The millennials are taking notice of the trend. Jenn, who describes herself as a 32-year-old serial dater, is now ready for a serious relationship. Having earned an MBA, she has a very successful career in finance. Now involved with a man whose vocation is carpentry, the reality is that they’re very fiscally unequal. This imbalance has caused a lot of deep reflection and candid dialogue. She is uncertain as to whether this is a deal-breaker in a long-term relationship. Knowing she would be the major earner, she is realistic about the implications of a financial future together. “This is going to require a great deal of soul searching for me,” she commented.
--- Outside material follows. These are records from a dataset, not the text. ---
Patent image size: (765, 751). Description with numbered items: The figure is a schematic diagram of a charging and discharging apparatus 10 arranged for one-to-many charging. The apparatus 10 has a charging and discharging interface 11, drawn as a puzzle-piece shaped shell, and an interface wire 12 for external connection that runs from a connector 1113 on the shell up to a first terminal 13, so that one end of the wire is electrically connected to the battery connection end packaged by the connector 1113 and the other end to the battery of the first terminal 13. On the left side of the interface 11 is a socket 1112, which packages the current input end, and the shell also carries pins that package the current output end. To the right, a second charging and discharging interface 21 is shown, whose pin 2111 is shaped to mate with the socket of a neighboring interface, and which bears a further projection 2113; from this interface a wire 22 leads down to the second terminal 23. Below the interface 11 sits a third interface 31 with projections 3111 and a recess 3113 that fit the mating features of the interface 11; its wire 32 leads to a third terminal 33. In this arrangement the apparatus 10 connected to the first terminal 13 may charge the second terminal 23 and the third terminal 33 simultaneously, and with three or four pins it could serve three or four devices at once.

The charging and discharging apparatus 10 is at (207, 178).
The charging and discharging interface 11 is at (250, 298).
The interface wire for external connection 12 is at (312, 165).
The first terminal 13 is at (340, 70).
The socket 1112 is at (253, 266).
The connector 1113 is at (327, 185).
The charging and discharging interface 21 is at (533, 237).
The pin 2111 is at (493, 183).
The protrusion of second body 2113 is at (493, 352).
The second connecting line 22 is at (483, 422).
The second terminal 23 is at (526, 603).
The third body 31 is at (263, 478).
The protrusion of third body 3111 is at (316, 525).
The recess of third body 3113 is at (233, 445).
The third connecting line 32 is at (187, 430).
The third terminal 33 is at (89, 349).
Reflecting on fiscally unequal relationships, Jay Hughes, retired estate attorney and an expert in this subject matter of “fiscal unequals,” says: “The critical question is whether couples in such relationships can courageously accept their new situation and balance the powerful role of women and their wealth with the issues of male self-esteem. Just as new roles are being forged for women, so must new roles be forged for men.” Couples need to take a breath and evaluate who and where they are. Financial advisors can help by neutralizing and normalizing this issue. Since advisors are in the position of both knowing clients and understanding their finances, who better to assist? Money disagreements are normal and often stem from feeling ignored or there’s an unfairness to it all. Consider facilitating conversations that will help clients renew family and financial goals, while staying focused on the current problem(s) and brainstorming potential solutions together. Begin by asking what expectations they have, what disappointments and what they would like from one another. In the process, help clients evaluate their satisfaction with household and parenting issues (that require financial resources) and money-related issues. In the end, the couple may rewrite their scripts that modernize and honor the set of values they each possess.
 
Michelle Arpin Begina is a Senior Managing Director, Snowden Lane Partners.
Maureen Kelley is a Senior Consultant, MADRE Financial.